Bahar Ghiasi Asl Stands Out for Positive Energy and Professionalism
By doing an internship at Wittenborg’s Communication Department between October 2021 and last April, MBM student Bahar Ghiasi Asl, who is pursuing a degree in Digital Marketing & Communication, had the opportunity to make new friends and develop new professional skills. Among other tasks, she was responsible for creating designs, planning the social media timeline and writing the person of the week posts published on the school’s accounts, which involved doing interviews with other students as well as lecturers.
“Before doing this internship, I had never worked with social media, so it was great to do that in an organisational setting and it also helped me improve my writing skills. Plus, I had the chance to work in an environment that was completely different from the workplace culture of my home country, Iran, and this enabled me to understand how people here interact and socialise with each other,” Ghiasi Asl says.

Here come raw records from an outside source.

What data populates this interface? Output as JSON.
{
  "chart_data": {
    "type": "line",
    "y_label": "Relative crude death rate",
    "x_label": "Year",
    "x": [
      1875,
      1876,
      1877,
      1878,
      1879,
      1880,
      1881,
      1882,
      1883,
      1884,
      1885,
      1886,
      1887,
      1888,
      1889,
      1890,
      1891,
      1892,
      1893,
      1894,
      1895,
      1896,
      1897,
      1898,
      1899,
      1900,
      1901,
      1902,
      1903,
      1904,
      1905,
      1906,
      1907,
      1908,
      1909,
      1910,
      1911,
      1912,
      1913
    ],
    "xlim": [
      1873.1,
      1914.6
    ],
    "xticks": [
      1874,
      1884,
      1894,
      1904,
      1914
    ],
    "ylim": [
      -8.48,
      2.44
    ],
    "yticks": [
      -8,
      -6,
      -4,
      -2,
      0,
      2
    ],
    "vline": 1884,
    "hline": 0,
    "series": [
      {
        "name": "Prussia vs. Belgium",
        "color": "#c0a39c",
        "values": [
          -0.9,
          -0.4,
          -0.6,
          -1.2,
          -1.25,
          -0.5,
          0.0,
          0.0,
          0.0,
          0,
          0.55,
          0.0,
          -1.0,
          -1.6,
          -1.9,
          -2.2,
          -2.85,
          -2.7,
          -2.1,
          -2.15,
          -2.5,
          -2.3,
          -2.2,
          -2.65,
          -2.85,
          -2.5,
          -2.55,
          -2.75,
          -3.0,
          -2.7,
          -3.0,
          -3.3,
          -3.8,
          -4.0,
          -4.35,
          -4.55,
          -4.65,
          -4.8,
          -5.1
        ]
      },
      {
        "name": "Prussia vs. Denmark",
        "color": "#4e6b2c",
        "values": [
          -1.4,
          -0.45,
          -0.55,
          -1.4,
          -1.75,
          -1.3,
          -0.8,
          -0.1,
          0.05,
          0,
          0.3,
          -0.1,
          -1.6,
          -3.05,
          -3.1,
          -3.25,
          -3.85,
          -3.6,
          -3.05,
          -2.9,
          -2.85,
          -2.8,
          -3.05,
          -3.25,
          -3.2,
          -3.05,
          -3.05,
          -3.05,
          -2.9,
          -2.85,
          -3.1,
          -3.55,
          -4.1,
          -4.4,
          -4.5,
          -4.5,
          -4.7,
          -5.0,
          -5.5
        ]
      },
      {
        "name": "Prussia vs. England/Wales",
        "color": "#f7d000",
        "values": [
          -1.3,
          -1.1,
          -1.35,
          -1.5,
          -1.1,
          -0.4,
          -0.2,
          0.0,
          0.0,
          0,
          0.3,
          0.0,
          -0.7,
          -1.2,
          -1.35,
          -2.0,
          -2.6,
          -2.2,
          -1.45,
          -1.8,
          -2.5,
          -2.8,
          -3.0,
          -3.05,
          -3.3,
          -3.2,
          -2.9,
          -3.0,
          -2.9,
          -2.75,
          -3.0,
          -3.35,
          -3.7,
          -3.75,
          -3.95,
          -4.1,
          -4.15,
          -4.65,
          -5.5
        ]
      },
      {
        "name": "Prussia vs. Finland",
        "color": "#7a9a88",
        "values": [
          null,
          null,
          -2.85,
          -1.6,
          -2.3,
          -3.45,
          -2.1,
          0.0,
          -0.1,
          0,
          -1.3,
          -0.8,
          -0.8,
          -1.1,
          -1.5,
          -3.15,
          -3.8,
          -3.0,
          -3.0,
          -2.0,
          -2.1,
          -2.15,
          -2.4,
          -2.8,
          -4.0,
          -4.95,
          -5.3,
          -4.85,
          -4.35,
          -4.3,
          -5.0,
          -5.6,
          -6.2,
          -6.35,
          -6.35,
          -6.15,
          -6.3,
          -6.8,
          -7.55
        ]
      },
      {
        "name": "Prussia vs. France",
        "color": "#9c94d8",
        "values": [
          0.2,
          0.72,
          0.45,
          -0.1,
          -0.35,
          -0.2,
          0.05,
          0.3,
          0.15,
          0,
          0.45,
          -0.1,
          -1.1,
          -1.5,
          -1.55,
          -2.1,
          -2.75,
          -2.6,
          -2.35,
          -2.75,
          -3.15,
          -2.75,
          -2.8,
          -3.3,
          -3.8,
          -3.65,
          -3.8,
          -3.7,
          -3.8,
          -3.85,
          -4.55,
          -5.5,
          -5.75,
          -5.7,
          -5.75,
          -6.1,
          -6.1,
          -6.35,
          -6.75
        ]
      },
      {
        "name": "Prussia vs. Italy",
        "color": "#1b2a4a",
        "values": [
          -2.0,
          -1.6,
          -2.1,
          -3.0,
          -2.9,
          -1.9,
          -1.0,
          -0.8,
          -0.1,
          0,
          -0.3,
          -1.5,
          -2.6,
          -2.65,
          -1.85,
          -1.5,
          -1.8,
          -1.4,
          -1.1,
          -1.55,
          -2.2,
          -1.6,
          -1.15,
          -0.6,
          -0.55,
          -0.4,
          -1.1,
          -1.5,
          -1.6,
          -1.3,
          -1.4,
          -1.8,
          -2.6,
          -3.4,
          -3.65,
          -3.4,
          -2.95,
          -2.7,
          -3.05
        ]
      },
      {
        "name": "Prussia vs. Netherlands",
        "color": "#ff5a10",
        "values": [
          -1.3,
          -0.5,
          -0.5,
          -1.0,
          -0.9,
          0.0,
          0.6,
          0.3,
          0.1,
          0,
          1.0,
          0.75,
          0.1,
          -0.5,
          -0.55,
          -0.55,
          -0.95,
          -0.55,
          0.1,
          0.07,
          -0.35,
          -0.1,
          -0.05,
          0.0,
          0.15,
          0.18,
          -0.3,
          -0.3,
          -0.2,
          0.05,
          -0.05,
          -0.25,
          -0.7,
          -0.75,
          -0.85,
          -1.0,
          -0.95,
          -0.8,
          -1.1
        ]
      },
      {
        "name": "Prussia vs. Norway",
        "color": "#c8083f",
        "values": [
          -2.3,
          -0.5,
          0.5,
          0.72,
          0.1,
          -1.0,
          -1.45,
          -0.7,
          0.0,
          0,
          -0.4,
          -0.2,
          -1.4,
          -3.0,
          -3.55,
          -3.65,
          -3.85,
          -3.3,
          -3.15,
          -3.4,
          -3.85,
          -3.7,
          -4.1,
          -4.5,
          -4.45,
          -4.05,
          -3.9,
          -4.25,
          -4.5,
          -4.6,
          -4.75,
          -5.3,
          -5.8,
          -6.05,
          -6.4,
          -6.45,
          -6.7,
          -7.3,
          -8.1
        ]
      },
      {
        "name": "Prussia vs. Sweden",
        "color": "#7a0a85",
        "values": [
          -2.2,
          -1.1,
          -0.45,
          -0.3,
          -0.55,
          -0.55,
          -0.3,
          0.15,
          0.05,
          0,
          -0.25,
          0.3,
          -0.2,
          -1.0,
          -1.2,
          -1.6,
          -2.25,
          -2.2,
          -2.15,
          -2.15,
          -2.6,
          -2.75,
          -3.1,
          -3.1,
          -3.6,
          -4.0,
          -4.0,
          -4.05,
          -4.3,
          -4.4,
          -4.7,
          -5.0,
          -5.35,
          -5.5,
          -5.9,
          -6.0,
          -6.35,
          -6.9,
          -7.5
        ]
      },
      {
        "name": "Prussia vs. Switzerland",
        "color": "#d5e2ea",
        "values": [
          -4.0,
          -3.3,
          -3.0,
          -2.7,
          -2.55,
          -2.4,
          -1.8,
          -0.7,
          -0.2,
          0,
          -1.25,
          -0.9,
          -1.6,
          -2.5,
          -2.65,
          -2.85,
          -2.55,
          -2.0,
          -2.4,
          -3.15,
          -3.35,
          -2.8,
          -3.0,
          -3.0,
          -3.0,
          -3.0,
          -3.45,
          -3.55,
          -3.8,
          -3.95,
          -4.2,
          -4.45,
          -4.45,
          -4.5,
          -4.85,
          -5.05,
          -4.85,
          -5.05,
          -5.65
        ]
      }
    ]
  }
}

She adds that working at Wittenborg has brought her closer to many of its staff. “One of the best things about this job is that I would always be going to fun events, and I met lots of amazing people who work at the school. Because of that, now I feel even more at home when I am at Wittenborg.”
Marketing & Communications Project Manager Marius Zürcher emphasised that Ghiasi Asl is not only a talented designer, but also one of the best interns the Communication Department has had so far. “Bahar came in at just the right time, as we were in urgent need of a designer. Her speed and diligence made life easier for all of us.”
Corporate Relations Manager Iryna Bernatska described the student as a quick learner and a reliable team member, stressing that Ghiasi Asl has the skill to feel the brand and adapt to Wittenborg’s communication needs. “She is also open-minded, easy to get along with and a friendly person. By being open about her feelings and worries during her internship, Bahar made it easier to build our connection.”
Ghiasi Asl has been studying at Wittenborg since March 2021, having completed a pre-master’s programme before starting her MBM degree, and plans to graduate in early 2023. Back in Tehran, where she had obtained a master’s degree in Graphic Design, she worked as a graphic designer and also owned and managed a TRX training club.
She mentions that, after deciding to study in the Netherlands, one of the main reasons why she chose Wittenborg was the fact that the school has six entry points per year, which makes it very practical for prospective students. “I went through an entire list of Dutch educational institutions from A to Z, and Wittenborg’s six-block system immediately appealed to me. Four months after applying, I was already in the Netherlands; it was a fast and straightforward process. On top of that, I really like how the school gives students the chance to have practical experience in companies, and the environment here is just great. There are a lot of international people from diverse backgrounds at Wittenborg, and we all learn from each other.”
Apart from her studies, Ghiasi Asl has been busy with other activities, such as temporary jobs in the food and hospitality sectors, self-studying Dutch and learning web development on SheCodes, an international online platform that offers free courses for women. “I am about to get a certificate as a front-end developer, and next I am going to move to React, Response and other levels of development. After I graduate, I would like to have a job in graphic design or web development and, since these fields are connected, having both skills will help me get better jobs,” she highlights.
Regarding her life in the Netherlands, Ghiasi Asl says that she really likes the fact that she can cycle everywhere, and describes the Dutch as happy and welcoming people who often smile at strangers. “Here, I am calm, relaxed and everything is well-organised, easy and goes smoothly. People are very nice and friendly, and I feel I am home in the Netherlands.”
One of the most memorable experiences she has had in the country was running a half-marathon in Amsterdam last year. “When I arrived here, I saw that everyone was running and thought: ‘You know what? I can do that too’. So, I practiced for six months and ran the half-marathon in two hours and twenty minutes. I was really proud of myself, and this has been one of my best experiences in the Netherlands so far,” she recalls.